JOHANNESBURG, South Africa (CNN) -- His is one of the most famous faces in the world -- a symbol of dignity and reconciliation for many.
Those protecting Mandela's image want him remembered as more than just a face on a T-shirt
But those now trying to protect his image say Nelson Mandela is also in danger of becoming an exploited brand, emblazoned on clothing, smiling from unauthorized paintings and commemorated in a proliferation of tacky memorabilia.
"What we don't want is for him to become another Che Guevara, another face on a T-shirt," says Achmed Dangor, head of the Nelson Mandela Foundation, which organizes charitable projects on behalf of the former South African president.
Dangor and the Mandela Foundation have been aggressive in clamping down on what they say is an illegal use of Mandela's image.
Artist Yuill Damasso, one of 200 people worldwide who have been warned against exploiting the Nobel laureate's iconic status, says the Foundation is being heavy handed.

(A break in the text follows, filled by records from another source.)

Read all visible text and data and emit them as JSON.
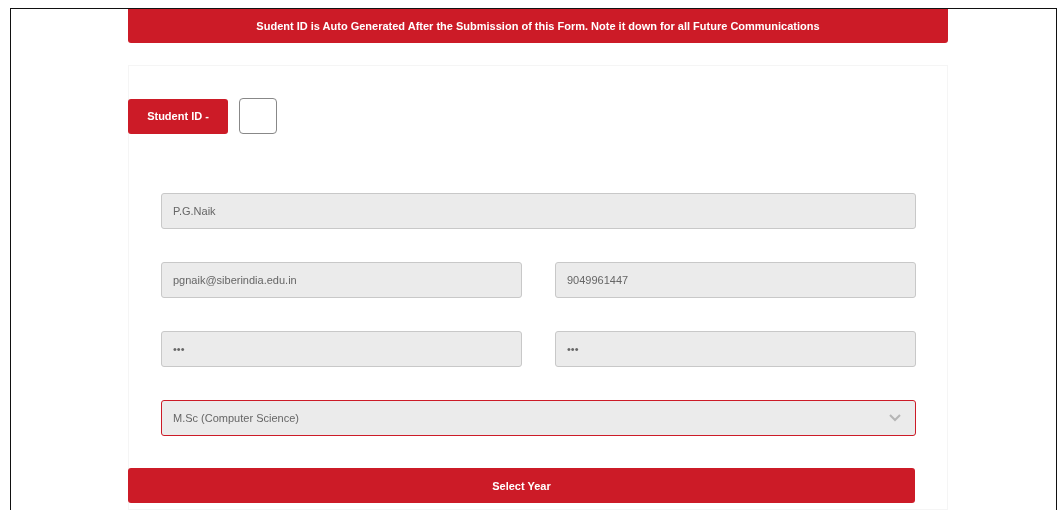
{
  "notice": "Sudent ID is Auto Generated After the Submission of this Form. Note it down for all Future Communications",
  "student_id": {
    "label": "Student ID -"
  },
  "fields": [
    {
      "value": "P.G.Naik",
      "wide": true
    },
    {
      "value": "pgnaik@siberindia.edu.in",
      "wide": false
    },
    {
      "value": "9049961447",
      "wide": false
    },
    {
      "value": "•••",
      "wide": false
    },
    {
      "value": "•••",
      "wide": false
    }
  ],
  "course_select": {
    "value": "M.Sc (Computer Science)",
    "focused": true
  },
  "year_button": {
    "label": "Select Year"
  }
}
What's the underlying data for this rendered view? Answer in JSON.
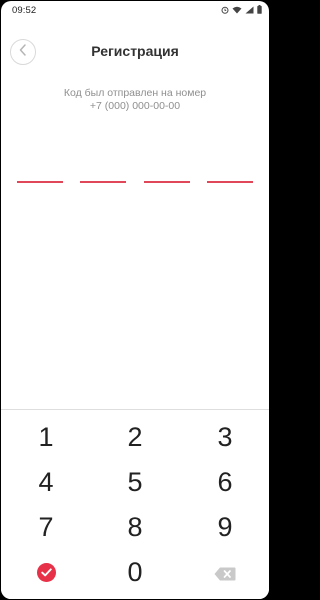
{
  "status_bar": {
    "time": "09:52",
    "icons": [
      "alarm-icon",
      "wifi-icon",
      "signal-icon",
      "battery-icon"
    ]
  },
  "header": {
    "title": "Регистрация",
    "back_icon": "chevron-left-icon"
  },
  "message": {
    "line1": "Код был отправлен на номер",
    "line2": "+7 (000) 000-00-00"
  },
  "code": {
    "slots": [
      "",
      "",
      "",
      ""
    ],
    "accent_color": "#e0485a"
  },
  "keypad": {
    "keys": [
      "1",
      "2",
      "3",
      "4",
      "5",
      "6",
      "7",
      "8",
      "9"
    ],
    "zero": "0",
    "confirm_icon": "check-circle-icon",
    "backspace_icon": "backspace-icon"
  },
  "colors": {
    "accent": "#e63148",
    "title": "#333333",
    "subtitle": "#8f8f8f"
  }
}
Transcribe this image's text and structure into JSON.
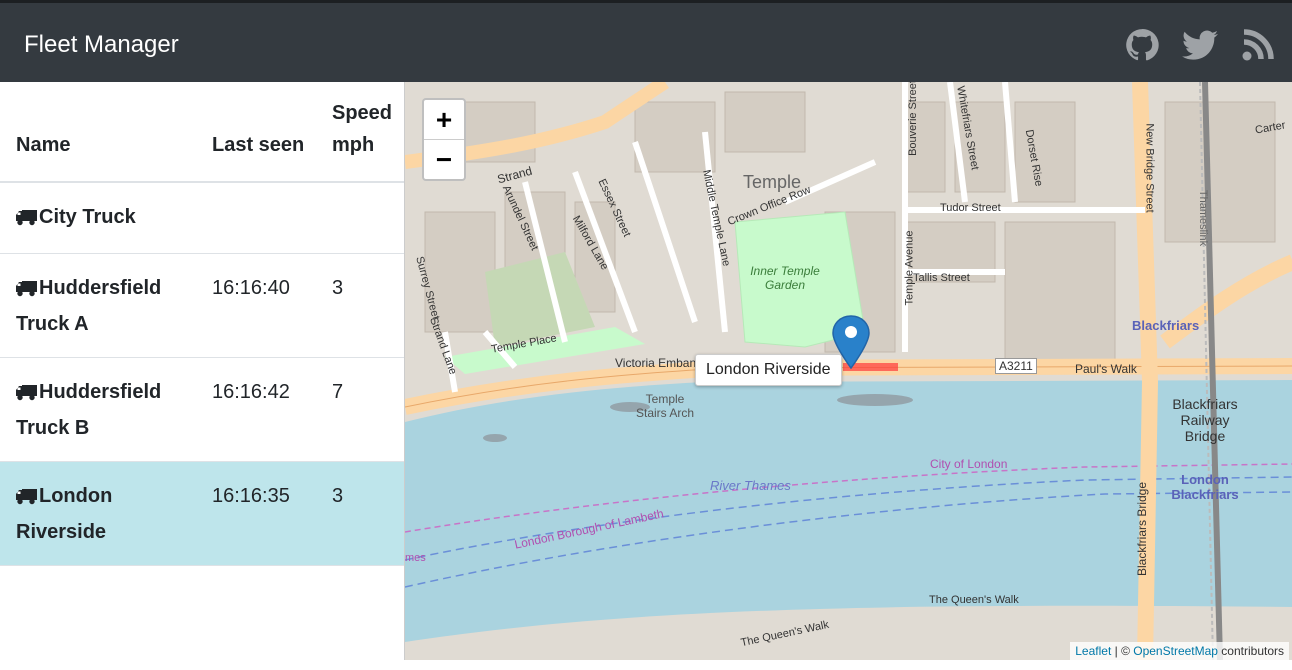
{
  "app": {
    "title": "Fleet Manager"
  },
  "nav": {
    "icons": [
      "github-icon",
      "twitter-icon",
      "rss-icon"
    ]
  },
  "table": {
    "headers": {
      "name": "Name",
      "last_seen": "Last seen",
      "speed": "Speed mph"
    },
    "rows": [
      {
        "name": "City Truck",
        "last_seen": "",
        "speed": ""
      },
      {
        "name": "Huddersfield Truck A",
        "last_seen": "16:16:40",
        "speed": "3"
      },
      {
        "name": "Huddersfield Truck B",
        "last_seen": "16:16:42",
        "speed": "7"
      },
      {
        "name": "London Riverside",
        "last_seen": "16:16:35",
        "speed": "3"
      }
    ]
  },
  "map": {
    "zoom_in": "+",
    "zoom_out": "−",
    "tooltip": "London Riverside",
    "attribution": {
      "leaflet": "Leaflet",
      "separator": " | © ",
      "osm": "OpenStreetMap",
      "suffix": " contributors"
    },
    "labels": {
      "temple": "Temple",
      "inner_temple_garden": "Inner Temple Garden",
      "victoria_embankment": "Victoria Embankment",
      "river_thames": "River Thames",
      "city_of_london": "City of London",
      "lambeth": "London Borough of Lambeth",
      "blackfriars": "Blackfriars",
      "blackfriars_railway_bridge": "Blackfriars Railway Bridge",
      "london_blackfriars": "London Blackfriars",
      "blackfriars_bridge": "Blackfriars Bridge",
      "a3211": "A3211",
      "pauls_walk": "Paul's Walk",
      "tudor_street": "Tudor Street",
      "tallis_street": "Tallis Street",
      "temple_place": "Temple Place",
      "strand": "Strand",
      "queens_walk": "The Queen's Walk",
      "queens_walk_2": "The Queen's Walk",
      "temple_stairs_arch": "Temple Stairs Arch",
      "crown_office_row": "Crown Office Row",
      "essex_street": "Essex Street",
      "arundel_street": "Arundel Street",
      "milford_lane": "Milford Lane",
      "middle_temple_lane": "Middle Temple Lane",
      "temple_avenue": "Temple Avenue",
      "bouverie_street": "Bouverie Street",
      "whitefriars_street": "Whitefriars Street",
      "dorset_rise": "Dorset Rise",
      "new_bridge_street": "New Bridge Street",
      "surrey_street": "Surrey Street",
      "strand_lane": "Strand Lane",
      "thameslink": "Thameslink",
      "carter": "Carter",
      "mes": "mes"
    }
  },
  "colors": {
    "navbar": "#343a40",
    "active_row": "#bee5eb",
    "water": "#aad3df",
    "road_main": "#fcd6a4",
    "park": "#c8facc",
    "marker": "#2981ca"
  }
}
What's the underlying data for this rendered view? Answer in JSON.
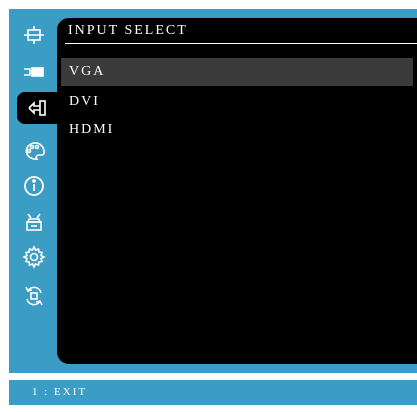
{
  "colors": {
    "accent": "#3b9cc4",
    "panel": "#000000",
    "selected_row": "#3a3a3a",
    "text": "#ffffff"
  },
  "sidebar": {
    "items": [
      {
        "icon": "display-adjust-icon"
      },
      {
        "icon": "input-projector-icon"
      },
      {
        "icon": "input-select-icon",
        "active": true
      },
      {
        "icon": "color-palette-icon"
      },
      {
        "icon": "information-icon"
      },
      {
        "icon": "manual-image-adjust-icon"
      },
      {
        "icon": "setup-gear-icon"
      },
      {
        "icon": "memory-recall-icon"
      }
    ]
  },
  "menu": {
    "title": "INPUT SELECT",
    "items": [
      {
        "label": "VGA",
        "selected": true
      },
      {
        "label": "DVI"
      },
      {
        "label": "HDMI"
      }
    ]
  },
  "footer": {
    "hint": "1 : EXIT"
  }
}
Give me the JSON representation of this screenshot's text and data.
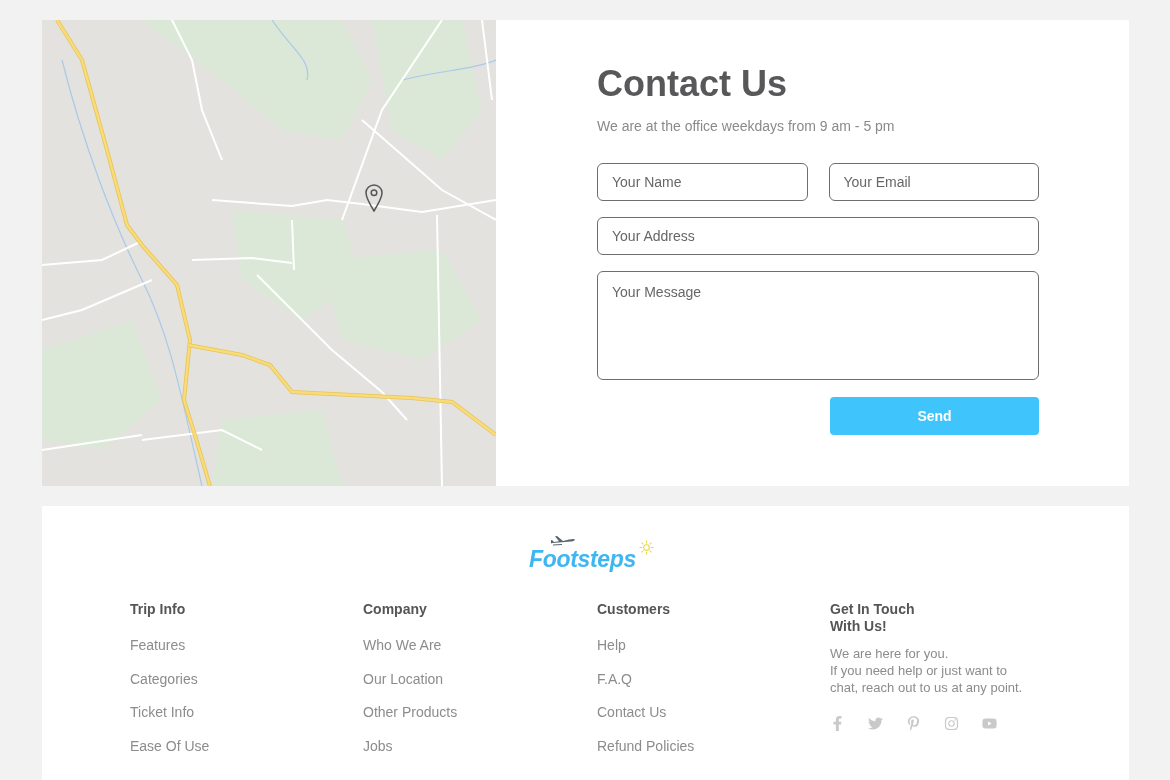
{
  "contact": {
    "title": "Contact Us",
    "subtitle": "We are at the office weekdays from 9 am - 5 pm",
    "fields": [
      {
        "kind": "input",
        "placeholder": "Your Name"
      },
      {
        "kind": "input",
        "placeholder": "Your Email"
      },
      {
        "kind": "input",
        "placeholder": "Your Address"
      },
      {
        "kind": "textarea",
        "placeholder": "Your Message"
      }
    ],
    "submit": "Send"
  },
  "footer": {
    "logo": "Footsteps",
    "columns": [
      {
        "heading": "Trip Info",
        "links": [
          "Features",
          "Categories",
          "Ticket Info",
          "Ease Of Use"
        ]
      },
      {
        "heading": "Company",
        "links": [
          "Who We Are",
          "Our Location",
          "Other Products",
          "Jobs"
        ]
      },
      {
        "heading": "Customers",
        "links": [
          "Help",
          "F.A.Q",
          "Contact Us",
          "Refund Policies"
        ]
      }
    ],
    "get_in_touch": {
      "heading": "Get In Touch With Us!",
      "text": "We are here for you.\nIf you need help or just want to chat, reach out to us at any point."
    }
  }
}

"The people around him, trying to protect him, are being overprotective. He is widely regarded as the father of freedom now, yet we are not allowed to depict his image," he says.
Problems protecting Mandela's image stand in contrast to the 27 years he spent in prison when photographs of him were outlawed, althought this didn't stop him becoming a poster star of overseas anti-apartheid campaigns.
But playing policeman is not just about protecting his image from overexposure, says Verne Harris, archivist with the Nelson Mandela Foundation.
"Legacy is not something you receive in pristine form and your role is to hold it over time. We believe legacy is made, constantly remade," he says.
The Foundation says it is aware that Mandela will exist as a brand long after he is gone.
But it says it wants to make sure he's instantly remembered as a man who helped changed history -- a man whose qualities of reconciliation, forgiveness and hope can be emulated by all.
"For us, our role is about fostering that process. South Africa has a stake in that legacy. Arguably, the world has a stake in that legacy," says Harris "It's not about ownership -- custody -- but creating spaces for this to continue growing."